Along with the engine rebuild, Ray decided to pull the body and do a restoration on the chassis. The interior also received a freshen-up, bringing the car up to snuff all around. But even though the car was now a show winner in every sense of the word, Ray didn’t baby the ride at all. He started hitting the local tracks with gusto, taking on the 1,320-foot strip whenever he had a spare moment. The car consistently ran mid-12s, which was pretty sweet, especially since the car looked like a show-stunner, and was even running DOT tires and a full exhaust system with mufflers.
Ray’s Vette was always driven to the track, never towed. It was super reliable, though he did go through quite a few axles with the car. After several breakdowns on the strip, he removed the OEM unit, rebuilt it, and stored it away. In its place he built up a solid Ford 9-inch rear that he pulled from a 1971 Mustang Mach 1. He just needed to move the spring perches to make it fit properly. It sports 4.11 gears, a Detroit Locker and Moser axles. A set of beefed-up South Side Machine traction bars tie it all together. This setup has proven bulletproof, as even heavy-footed Ray hasn’t been able to break this back-end up … yet.

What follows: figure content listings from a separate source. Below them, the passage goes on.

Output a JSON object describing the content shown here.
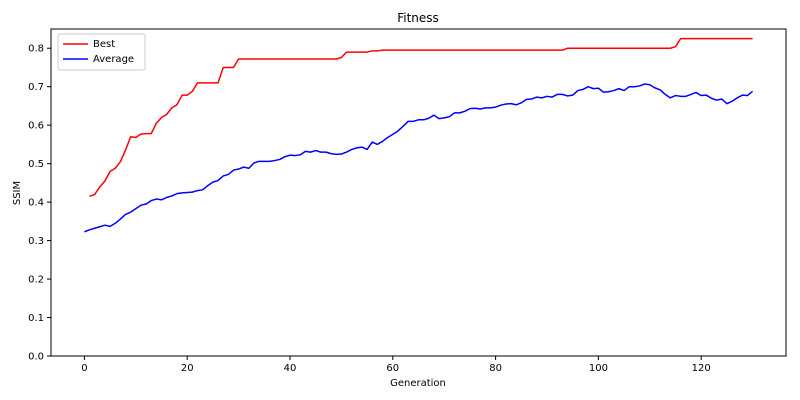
{
  "chart_data": {
    "type": "line",
    "title": "Fitness",
    "xlabel": "Generation",
    "ylabel": "SSIM",
    "xlim": [
      -6.5,
      136.5
    ],
    "ylim": [
      0.0,
      0.85
    ],
    "xticks": [
      0,
      20,
      40,
      60,
      80,
      100,
      120
    ],
    "yticks": [
      0.0,
      0.1,
      0.2,
      0.3,
      0.4,
      0.5,
      0.6,
      0.7,
      0.8
    ],
    "xtick_labels": [
      "0",
      "20",
      "40",
      "60",
      "80",
      "100",
      "120"
    ],
    "ytick_labels": [
      "0.0",
      "0.1",
      "0.2",
      "0.3",
      "0.4",
      "0.5",
      "0.6",
      "0.7",
      "0.8"
    ],
    "grid": false,
    "legend_position": "top-left",
    "series": [
      {
        "name": "Best",
        "color": "#ff0000",
        "points": [
          [
            1,
            0.415
          ],
          [
            2,
            0.42
          ],
          [
            3,
            0.44
          ],
          [
            4,
            0.455
          ],
          [
            5,
            0.48
          ],
          [
            6,
            0.488
          ],
          [
            7,
            0.505
          ],
          [
            8,
            0.535
          ],
          [
            9,
            0.57
          ],
          [
            10,
            0.568
          ],
          [
            11,
            0.577
          ],
          [
            12,
            0.578
          ],
          [
            13,
            0.578
          ],
          [
            14,
            0.605
          ],
          [
            15,
            0.62
          ],
          [
            16,
            0.628
          ],
          [
            17,
            0.645
          ],
          [
            18,
            0.653
          ],
          [
            19,
            0.678
          ],
          [
            20,
            0.678
          ],
          [
            21,
            0.688
          ],
          [
            22,
            0.71
          ],
          [
            23,
            0.71
          ],
          [
            24,
            0.71
          ],
          [
            25,
            0.71
          ],
          [
            26,
            0.71
          ],
          [
            27,
            0.75
          ],
          [
            28,
            0.75
          ],
          [
            29,
            0.75
          ],
          [
            30,
            0.772
          ],
          [
            35,
            0.772
          ],
          [
            40,
            0.772
          ],
          [
            45,
            0.772
          ],
          [
            49,
            0.772
          ],
          [
            50,
            0.776
          ],
          [
            51,
            0.79
          ],
          [
            55,
            0.79
          ],
          [
            56,
            0.793
          ],
          [
            57,
            0.793
          ],
          [
            58,
            0.795
          ],
          [
            93,
            0.795
          ],
          [
            94,
            0.8
          ],
          [
            114,
            0.8
          ],
          [
            115,
            0.804
          ],
          [
            116,
            0.825
          ],
          [
            130,
            0.825
          ]
        ]
      },
      {
        "name": "Average",
        "color": "#0000ff",
        "points": [
          [
            0,
            0.323
          ],
          [
            1,
            0.328
          ],
          [
            2,
            0.332
          ],
          [
            3,
            0.336
          ],
          [
            4,
            0.34
          ],
          [
            5,
            0.337
          ],
          [
            6,
            0.345
          ],
          [
            7,
            0.356
          ],
          [
            8,
            0.368
          ],
          [
            9,
            0.374
          ],
          [
            10,
            0.383
          ],
          [
            11,
            0.392
          ],
          [
            12,
            0.395
          ],
          [
            13,
            0.404
          ],
          [
            14,
            0.408
          ],
          [
            15,
            0.406
          ],
          [
            16,
            0.412
          ],
          [
            17,
            0.416
          ],
          [
            18,
            0.422
          ],
          [
            19,
            0.424
          ],
          [
            20,
            0.425
          ],
          [
            21,
            0.426
          ],
          [
            22,
            0.43
          ],
          [
            23,
            0.432
          ],
          [
            24,
            0.443
          ],
          [
            25,
            0.452
          ],
          [
            26,
            0.456
          ],
          [
            27,
            0.468
          ],
          [
            28,
            0.472
          ],
          [
            29,
            0.483
          ],
          [
            30,
            0.486
          ],
          [
            31,
            0.491
          ],
          [
            32,
            0.488
          ],
          [
            33,
            0.502
          ],
          [
            34,
            0.506
          ],
          [
            35,
            0.506
          ],
          [
            36,
            0.506
          ],
          [
            37,
            0.508
          ],
          [
            38,
            0.511
          ],
          [
            39,
            0.518
          ],
          [
            40,
            0.522
          ],
          [
            41,
            0.521
          ],
          [
            42,
            0.523
          ],
          [
            43,
            0.532
          ],
          [
            44,
            0.53
          ],
          [
            45,
            0.534
          ],
          [
            46,
            0.53
          ],
          [
            47,
            0.53
          ],
          [
            48,
            0.526
          ],
          [
            49,
            0.524
          ],
          [
            50,
            0.525
          ],
          [
            51,
            0.53
          ],
          [
            52,
            0.537
          ],
          [
            53,
            0.541
          ],
          [
            54,
            0.543
          ],
          [
            55,
            0.537
          ],
          [
            56,
            0.556
          ],
          [
            57,
            0.55
          ],
          [
            58,
            0.558
          ],
          [
            59,
            0.568
          ],
          [
            60,
            0.576
          ],
          [
            61,
            0.585
          ],
          [
            62,
            0.597
          ],
          [
            63,
            0.61
          ],
          [
            64,
            0.61
          ],
          [
            65,
            0.614
          ],
          [
            66,
            0.614
          ],
          [
            67,
            0.618
          ],
          [
            68,
            0.626
          ],
          [
            69,
            0.617
          ],
          [
            70,
            0.619
          ],
          [
            71,
            0.622
          ],
          [
            72,
            0.632
          ],
          [
            73,
            0.632
          ],
          [
            74,
            0.636
          ],
          [
            75,
            0.643
          ],
          [
            76,
            0.644
          ],
          [
            77,
            0.642
          ],
          [
            78,
            0.645
          ],
          [
            79,
            0.645
          ],
          [
            80,
            0.647
          ],
          [
            81,
            0.652
          ],
          [
            82,
            0.655
          ],
          [
            83,
            0.656
          ],
          [
            84,
            0.653
          ],
          [
            85,
            0.658
          ],
          [
            86,
            0.667
          ],
          [
            87,
            0.668
          ],
          [
            88,
            0.673
          ],
          [
            89,
            0.671
          ],
          [
            90,
            0.675
          ],
          [
            91,
            0.673
          ],
          [
            92,
            0.68
          ],
          [
            93,
            0.68
          ],
          [
            94,
            0.676
          ],
          [
            95,
            0.678
          ],
          [
            96,
            0.69
          ],
          [
            97,
            0.693
          ],
          [
            98,
            0.7
          ],
          [
            99,
            0.695
          ],
          [
            100,
            0.696
          ],
          [
            101,
            0.686
          ],
          [
            102,
            0.687
          ],
          [
            103,
            0.69
          ],
          [
            104,
            0.695
          ],
          [
            105,
            0.69
          ],
          [
            106,
            0.7
          ],
          [
            107,
            0.7
          ],
          [
            108,
            0.702
          ],
          [
            109,
            0.707
          ],
          [
            110,
            0.705
          ],
          [
            111,
            0.697
          ],
          [
            112,
            0.692
          ],
          [
            113,
            0.68
          ],
          [
            114,
            0.671
          ],
          [
            115,
            0.677
          ],
          [
            116,
            0.675
          ],
          [
            117,
            0.675
          ],
          [
            118,
            0.68
          ],
          [
            119,
            0.685
          ],
          [
            120,
            0.677
          ],
          [
            121,
            0.678
          ],
          [
            122,
            0.67
          ],
          [
            123,
            0.665
          ],
          [
            124,
            0.668
          ],
          [
            125,
            0.656
          ],
          [
            126,
            0.662
          ],
          [
            127,
            0.671
          ],
          [
            128,
            0.678
          ],
          [
            129,
            0.677
          ],
          [
            130,
            0.688
          ]
        ]
      }
    ]
  }
}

Over the years the wheels have changed; it has gone from a set of Cragars to the current Torq-Thrusts shod in piecrust cheaters out back. The headers he installed when he dropped in the 350 were taken out and powdercoated white to look like the pieces that were on the car when he bought it. The car has now been retired from drag racing, but Ray drives it often when the weather permits. All of Ray’s three sons enjoyed riding in the Vette over the years, and his youngest is following in his dad’s footsteps when it comes to Corvettes. However, he finds the cockpit a little tight for his 6-foot 6-inch frame.
Both Ray and his ride turned 60 last year and both are holding up pretty well for their six decades of time on this planet. They met when they were both teenagers and have grown together and changed over time … but they are still a fearsome-twosome that can never be torn apart. This 1956 is a time machine of sorts; a hopped-up C1 ride that brings his owner back to his teens every time he slides behind the wheel.